Falsified medicines are again in the news, this time in a piece for the BBC News’ websites business section. In his article, Matthew Wall looks at the problem of combating falsified, counterfeit and substandard anti-malarial medicines in Africa through the use of alternative technologies for tracking the identity of the medicines’ original pack – the original pack being the box of 14 or 28 tablets received for the patient.
The article looks at two promising technologies for the verification of original pack identities, Sproxil and mPedigree. The former employs a barcode, covered by a scratch-off panel, to provide a unique identity for each individual pack. The barcode is verified using the patient’s cellphone to check the validity of the barcode against a central database. The mPedigree system similarly uses barcode technology to track the identity of the original pack throughout the supply network. The two systems represent differing philosophies, the former focussing on interception, the latter on both interception and investigation.

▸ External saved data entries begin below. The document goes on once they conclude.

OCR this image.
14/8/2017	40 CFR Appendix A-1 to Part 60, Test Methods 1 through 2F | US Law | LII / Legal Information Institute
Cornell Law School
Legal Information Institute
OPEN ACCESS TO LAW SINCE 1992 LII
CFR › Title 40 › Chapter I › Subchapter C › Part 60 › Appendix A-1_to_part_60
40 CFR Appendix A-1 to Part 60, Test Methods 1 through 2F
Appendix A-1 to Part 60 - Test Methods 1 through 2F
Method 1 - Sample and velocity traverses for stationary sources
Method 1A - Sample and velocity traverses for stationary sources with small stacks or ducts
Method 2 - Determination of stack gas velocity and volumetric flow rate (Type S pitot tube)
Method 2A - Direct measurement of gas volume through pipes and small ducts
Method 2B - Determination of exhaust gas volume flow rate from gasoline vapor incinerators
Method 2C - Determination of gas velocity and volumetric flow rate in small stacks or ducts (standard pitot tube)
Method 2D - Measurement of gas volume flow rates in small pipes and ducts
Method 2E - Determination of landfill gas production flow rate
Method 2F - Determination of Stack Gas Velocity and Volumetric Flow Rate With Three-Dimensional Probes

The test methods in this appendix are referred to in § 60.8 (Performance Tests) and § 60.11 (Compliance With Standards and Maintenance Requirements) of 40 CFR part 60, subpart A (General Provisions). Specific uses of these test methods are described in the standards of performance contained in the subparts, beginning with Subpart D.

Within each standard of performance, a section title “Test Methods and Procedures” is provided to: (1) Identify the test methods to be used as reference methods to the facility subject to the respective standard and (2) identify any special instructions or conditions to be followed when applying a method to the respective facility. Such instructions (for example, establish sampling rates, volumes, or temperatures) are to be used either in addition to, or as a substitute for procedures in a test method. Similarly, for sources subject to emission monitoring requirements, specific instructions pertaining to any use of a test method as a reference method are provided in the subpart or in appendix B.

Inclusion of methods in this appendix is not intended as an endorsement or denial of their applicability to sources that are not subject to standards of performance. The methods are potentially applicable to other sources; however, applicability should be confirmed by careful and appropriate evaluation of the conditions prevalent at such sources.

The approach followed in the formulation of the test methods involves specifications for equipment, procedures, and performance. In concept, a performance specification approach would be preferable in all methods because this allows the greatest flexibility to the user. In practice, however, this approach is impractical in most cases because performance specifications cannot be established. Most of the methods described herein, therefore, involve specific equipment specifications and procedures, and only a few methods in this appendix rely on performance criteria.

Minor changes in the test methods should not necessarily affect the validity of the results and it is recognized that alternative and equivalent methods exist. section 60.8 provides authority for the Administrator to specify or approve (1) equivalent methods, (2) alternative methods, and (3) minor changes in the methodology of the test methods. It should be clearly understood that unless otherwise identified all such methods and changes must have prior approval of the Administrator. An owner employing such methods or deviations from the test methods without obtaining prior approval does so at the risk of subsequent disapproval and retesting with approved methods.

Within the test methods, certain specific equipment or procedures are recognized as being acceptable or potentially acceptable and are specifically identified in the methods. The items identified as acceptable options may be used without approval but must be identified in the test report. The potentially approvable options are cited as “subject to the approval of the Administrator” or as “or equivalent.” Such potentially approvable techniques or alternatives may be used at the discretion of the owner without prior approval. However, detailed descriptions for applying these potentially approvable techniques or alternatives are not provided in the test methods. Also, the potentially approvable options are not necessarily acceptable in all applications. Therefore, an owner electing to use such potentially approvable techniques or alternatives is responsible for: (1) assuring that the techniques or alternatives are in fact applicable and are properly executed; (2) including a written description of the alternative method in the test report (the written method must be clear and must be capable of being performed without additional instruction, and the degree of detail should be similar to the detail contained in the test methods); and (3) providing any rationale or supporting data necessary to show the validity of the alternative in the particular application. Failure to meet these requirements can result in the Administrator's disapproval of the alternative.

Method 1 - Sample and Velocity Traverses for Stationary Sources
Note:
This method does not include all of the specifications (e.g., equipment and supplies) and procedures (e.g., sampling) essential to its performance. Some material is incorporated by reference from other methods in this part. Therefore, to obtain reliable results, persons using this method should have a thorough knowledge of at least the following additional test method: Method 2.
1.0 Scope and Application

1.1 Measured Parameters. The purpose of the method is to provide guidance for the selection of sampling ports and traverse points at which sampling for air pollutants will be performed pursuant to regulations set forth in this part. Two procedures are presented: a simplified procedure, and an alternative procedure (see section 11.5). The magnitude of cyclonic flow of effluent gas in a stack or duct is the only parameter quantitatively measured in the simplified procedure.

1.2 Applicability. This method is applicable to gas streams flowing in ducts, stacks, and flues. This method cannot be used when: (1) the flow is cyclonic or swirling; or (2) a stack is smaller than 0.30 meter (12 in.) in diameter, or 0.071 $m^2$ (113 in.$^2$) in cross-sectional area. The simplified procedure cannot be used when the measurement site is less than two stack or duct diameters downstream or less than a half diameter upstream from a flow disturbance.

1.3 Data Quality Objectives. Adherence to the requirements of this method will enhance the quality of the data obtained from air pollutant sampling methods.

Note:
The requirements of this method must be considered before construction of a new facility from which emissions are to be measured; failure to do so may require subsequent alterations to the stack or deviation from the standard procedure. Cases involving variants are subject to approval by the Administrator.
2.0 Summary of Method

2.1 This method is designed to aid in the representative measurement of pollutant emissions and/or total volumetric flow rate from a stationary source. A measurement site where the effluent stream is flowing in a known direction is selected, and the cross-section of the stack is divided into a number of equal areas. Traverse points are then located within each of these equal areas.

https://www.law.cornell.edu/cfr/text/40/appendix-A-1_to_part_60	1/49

Although the technology described is promising, and clearly timely, such systems do not in themselves provide absolute security. Operation of such systems relies upon patient, pharmacist and physician education, a point that is acknowledged in the article. It is also the case that this is only about tracking the identity of the original pack, and not the purported drug itself. Cases of falsification have been found throughout the supply network from the supply of active pharmaceutical ingredients to the dilution of liquid medicines, and the substitution of others at the point of dispensing.
Such systems do begin to address a question that has eluded researchers for many years, the scale of the falsified drugs problem. The oft-quoted statistic that 10% of all pharmaceutical drugs are falsified, typically attributed to the World Health Organization, appears to have little empirical evidence in support (Kahn, Taylor and colleagues, 2010). In short to understand the scale of the falsified medicines problem it needs to be assumed that there is a problem in order to employ the technology to assay the integrity of the supply network.
The article raises many interesting questions about this area around the manner in which such initiatives can be sustained, and the impact of such services on the behaviours of patients and healthcare professionals. It also raises questions as to how much of falsified medicines’ infiltration into the supply network is apparent from data within the supply network itself. In the Delivering Digital Drugs (D3) project we are exploring some of these questions in our own efforts to understand falsification of drugs within the supply network, and will be reporting on this in forthcoming months.
It also raises the question as to what it is we are referring to. In Wall’s article counterfeit appears to be used as a synonym for falsified. Some drugs considered counterfeit products in some markets might not be in others. For example, in some nations the patents for a branded drug might not be valid, which allows local manufacturers to produce generic versions for that market. In Kahn, Taylor and colleagues’ (2010) report reference is made to the seizure of such generic drugs en-route to national markets where they are considered legal generics, when being shipped through ports in the European Union. Clearly, what is counterfeit depends on the interest being exercised at any particular time, an issue we shall be returning to in our own work for the D3 project.